Unfortunately, it is not clear how to adequately parallelize the rendering pipeline to take advantage of these resources while maintaining low rendering latencies. Current implementations of Split Frame Rendering (SFR) are bottlenecked by redundant computations and sequential inter-GPU synchronization, and fail to scale as the GPU count increases.
In this paper, we propose CHOPIN, a novel SFR scheme for multi-GPU systems that exploits the parallelism available in image composition to eliminate the bottlenecks inherent to existing solutions. CHOPIN composes opaque sub-images out-of-order, and leverages the associativity of image composition to compose adjacent sub-images of transparent objects asynchronously. To mitigate load imbalance across GPUs and avoid inter-GPU network congestion, CHOPIN includes two new scheduling mechanisms: a draw-command scheduler and an image composition scheduler. Detailed cycle-level simulations on eight real-world game traces show that, in an 8-GPU system, CHOPIN offers speedups of up to 1.56× (1.25× gmean) compared to the best prior SFR implementation.
CHOPIN: Scalable Graphics Rendering in Multi-GPU Systems via Parallel Image Composition, in HPCA-2021 (to appear).
For multi-GPU graphics rendering, our baseline implementation is to duplicate all primitives in every GPU (i.e., similar to NVIDIA's NVLink and AMD's CrossFire).
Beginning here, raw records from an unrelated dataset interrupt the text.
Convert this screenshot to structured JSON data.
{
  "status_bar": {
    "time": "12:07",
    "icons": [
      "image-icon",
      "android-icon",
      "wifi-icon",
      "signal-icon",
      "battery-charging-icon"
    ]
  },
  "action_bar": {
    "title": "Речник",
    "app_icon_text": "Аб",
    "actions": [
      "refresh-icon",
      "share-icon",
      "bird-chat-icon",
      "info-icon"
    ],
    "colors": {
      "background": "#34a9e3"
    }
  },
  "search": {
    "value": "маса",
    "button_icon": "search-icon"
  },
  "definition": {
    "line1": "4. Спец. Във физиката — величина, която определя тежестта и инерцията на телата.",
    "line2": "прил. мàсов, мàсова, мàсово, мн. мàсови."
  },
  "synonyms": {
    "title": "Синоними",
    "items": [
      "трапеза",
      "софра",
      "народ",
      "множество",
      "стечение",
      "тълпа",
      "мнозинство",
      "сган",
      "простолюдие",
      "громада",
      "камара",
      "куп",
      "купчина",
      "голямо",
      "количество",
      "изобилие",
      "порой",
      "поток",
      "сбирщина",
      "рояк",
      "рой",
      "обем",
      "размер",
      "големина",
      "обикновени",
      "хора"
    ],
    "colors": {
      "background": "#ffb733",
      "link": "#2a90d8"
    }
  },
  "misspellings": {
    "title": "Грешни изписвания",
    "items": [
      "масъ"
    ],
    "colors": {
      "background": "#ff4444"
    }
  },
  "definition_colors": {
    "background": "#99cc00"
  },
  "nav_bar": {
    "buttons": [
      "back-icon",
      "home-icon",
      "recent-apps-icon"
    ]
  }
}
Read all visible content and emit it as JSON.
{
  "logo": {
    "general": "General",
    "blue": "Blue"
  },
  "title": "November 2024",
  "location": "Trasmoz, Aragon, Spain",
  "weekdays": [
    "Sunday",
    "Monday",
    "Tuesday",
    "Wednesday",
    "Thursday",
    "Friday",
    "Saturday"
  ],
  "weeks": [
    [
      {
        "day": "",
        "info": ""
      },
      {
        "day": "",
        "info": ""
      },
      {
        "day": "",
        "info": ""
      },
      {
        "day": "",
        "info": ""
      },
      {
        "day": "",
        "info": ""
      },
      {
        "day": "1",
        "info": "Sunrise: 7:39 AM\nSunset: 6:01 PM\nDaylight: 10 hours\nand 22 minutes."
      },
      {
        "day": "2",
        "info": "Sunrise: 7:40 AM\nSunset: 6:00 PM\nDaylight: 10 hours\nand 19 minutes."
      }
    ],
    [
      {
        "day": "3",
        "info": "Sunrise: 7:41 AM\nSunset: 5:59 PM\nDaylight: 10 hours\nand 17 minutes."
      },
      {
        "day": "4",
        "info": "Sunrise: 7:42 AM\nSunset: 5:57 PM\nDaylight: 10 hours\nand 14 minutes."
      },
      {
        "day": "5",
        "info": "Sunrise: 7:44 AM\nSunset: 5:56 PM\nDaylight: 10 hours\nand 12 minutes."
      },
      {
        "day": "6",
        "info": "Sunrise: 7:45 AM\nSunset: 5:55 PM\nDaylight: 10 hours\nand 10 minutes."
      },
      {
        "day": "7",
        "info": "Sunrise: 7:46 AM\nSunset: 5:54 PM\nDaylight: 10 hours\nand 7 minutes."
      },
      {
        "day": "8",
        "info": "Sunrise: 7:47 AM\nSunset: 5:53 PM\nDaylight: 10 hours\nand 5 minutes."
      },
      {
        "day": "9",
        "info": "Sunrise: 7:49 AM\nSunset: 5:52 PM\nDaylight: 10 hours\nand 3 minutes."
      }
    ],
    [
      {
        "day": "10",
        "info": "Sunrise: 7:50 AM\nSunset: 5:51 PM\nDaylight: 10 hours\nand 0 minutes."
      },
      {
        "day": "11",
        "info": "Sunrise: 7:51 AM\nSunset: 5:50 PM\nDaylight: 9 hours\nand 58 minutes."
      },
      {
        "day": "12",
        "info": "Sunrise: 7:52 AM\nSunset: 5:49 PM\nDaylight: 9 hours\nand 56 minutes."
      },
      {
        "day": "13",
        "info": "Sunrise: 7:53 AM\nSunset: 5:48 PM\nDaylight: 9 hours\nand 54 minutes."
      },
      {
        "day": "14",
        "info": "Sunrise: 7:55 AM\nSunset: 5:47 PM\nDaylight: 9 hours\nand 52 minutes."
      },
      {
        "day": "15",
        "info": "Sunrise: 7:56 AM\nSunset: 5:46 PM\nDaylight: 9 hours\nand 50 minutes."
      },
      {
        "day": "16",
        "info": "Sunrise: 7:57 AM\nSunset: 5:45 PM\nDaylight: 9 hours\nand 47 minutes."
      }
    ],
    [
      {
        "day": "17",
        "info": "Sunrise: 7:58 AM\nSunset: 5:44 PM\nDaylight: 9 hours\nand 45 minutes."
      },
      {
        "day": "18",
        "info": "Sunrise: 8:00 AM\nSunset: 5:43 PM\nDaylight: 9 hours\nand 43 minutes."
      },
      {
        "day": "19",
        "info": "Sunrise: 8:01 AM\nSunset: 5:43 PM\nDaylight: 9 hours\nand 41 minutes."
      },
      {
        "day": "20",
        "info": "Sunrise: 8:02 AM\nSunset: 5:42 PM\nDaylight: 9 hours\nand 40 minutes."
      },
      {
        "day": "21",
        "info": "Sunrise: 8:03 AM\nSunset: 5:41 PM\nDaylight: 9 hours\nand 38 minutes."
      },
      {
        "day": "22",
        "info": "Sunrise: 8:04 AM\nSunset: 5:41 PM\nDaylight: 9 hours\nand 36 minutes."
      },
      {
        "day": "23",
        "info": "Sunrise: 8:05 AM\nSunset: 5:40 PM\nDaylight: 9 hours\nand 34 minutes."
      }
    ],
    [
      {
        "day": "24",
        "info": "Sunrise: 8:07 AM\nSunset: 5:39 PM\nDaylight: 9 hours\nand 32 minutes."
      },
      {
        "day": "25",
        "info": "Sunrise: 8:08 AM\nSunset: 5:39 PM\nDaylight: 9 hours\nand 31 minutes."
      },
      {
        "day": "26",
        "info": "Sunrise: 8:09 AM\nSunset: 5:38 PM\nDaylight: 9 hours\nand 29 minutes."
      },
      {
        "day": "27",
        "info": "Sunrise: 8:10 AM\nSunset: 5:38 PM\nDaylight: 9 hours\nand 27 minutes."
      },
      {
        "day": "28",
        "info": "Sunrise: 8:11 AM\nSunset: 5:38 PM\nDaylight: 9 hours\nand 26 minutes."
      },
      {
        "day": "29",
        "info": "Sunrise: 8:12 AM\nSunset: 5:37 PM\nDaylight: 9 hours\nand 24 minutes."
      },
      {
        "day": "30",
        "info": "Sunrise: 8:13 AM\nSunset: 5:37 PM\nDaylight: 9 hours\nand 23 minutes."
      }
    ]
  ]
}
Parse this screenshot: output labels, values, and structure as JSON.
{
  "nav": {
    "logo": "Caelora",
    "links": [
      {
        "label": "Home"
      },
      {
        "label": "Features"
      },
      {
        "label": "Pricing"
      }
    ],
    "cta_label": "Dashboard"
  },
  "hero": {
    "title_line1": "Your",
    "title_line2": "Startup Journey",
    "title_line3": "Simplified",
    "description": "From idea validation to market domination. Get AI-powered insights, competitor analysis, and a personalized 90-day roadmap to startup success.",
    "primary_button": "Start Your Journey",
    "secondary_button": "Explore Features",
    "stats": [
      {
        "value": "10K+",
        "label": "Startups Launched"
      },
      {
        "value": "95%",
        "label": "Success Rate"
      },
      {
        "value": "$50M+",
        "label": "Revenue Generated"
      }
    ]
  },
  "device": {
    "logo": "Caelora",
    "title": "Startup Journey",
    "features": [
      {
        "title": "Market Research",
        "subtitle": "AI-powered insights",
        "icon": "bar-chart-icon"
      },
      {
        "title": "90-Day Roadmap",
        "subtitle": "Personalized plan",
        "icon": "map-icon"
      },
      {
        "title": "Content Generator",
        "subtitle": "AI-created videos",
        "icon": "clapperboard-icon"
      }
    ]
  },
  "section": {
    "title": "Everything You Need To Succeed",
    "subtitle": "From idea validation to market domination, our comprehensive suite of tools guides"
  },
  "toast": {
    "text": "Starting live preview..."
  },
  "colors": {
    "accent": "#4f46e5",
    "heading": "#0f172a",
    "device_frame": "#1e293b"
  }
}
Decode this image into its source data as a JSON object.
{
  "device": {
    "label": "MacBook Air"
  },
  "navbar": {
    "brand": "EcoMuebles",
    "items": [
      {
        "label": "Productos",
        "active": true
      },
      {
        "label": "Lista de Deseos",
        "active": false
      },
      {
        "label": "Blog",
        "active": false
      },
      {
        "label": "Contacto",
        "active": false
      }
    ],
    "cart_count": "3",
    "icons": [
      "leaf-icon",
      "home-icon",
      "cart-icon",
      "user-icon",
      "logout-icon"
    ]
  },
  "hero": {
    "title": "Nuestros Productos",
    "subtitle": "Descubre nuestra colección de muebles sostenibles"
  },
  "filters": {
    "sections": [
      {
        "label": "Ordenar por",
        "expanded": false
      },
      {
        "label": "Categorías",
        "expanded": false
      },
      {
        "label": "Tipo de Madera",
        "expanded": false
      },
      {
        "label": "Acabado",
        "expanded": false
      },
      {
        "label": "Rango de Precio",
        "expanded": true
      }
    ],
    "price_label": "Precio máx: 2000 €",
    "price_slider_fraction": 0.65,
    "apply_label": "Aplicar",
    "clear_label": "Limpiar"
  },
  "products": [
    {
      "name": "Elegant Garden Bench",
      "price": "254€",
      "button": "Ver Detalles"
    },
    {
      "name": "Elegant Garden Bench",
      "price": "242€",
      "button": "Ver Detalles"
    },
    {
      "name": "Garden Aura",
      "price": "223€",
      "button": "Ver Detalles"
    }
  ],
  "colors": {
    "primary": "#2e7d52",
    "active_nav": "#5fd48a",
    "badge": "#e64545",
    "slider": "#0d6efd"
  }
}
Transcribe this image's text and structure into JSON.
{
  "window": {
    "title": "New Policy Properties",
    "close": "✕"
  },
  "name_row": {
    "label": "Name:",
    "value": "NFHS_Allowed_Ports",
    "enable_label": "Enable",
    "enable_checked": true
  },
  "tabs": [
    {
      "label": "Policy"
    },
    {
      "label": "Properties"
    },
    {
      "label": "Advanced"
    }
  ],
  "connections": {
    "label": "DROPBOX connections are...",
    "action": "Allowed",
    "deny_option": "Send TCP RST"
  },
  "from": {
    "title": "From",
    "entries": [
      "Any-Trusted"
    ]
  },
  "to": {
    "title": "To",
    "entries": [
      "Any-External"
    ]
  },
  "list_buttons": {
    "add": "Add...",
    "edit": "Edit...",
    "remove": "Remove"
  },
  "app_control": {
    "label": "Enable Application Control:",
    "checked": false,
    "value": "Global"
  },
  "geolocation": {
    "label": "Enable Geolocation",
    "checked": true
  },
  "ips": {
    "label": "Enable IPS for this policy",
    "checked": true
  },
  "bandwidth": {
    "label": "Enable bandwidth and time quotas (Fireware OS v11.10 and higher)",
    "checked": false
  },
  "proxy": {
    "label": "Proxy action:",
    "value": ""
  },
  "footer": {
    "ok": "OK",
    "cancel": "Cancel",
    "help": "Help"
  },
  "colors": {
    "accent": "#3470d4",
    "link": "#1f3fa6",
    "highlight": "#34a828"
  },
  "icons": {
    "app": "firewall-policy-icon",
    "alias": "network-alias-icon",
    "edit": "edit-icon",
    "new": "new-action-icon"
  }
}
We also implemented both GPUpd and CHOPIN.
Before running ParKD, you should run ATTILA first with single-GPU configuration and profileForSortLast being enabled. The generated profiling results (inputVertexes.obj, blendInfo.obj, zTestInfo.obj, and zFightingInfo.obj) are inputs of ParKD. The binary output file of ParKD will then be used as an input of CHOPIN simulation in ATTILA.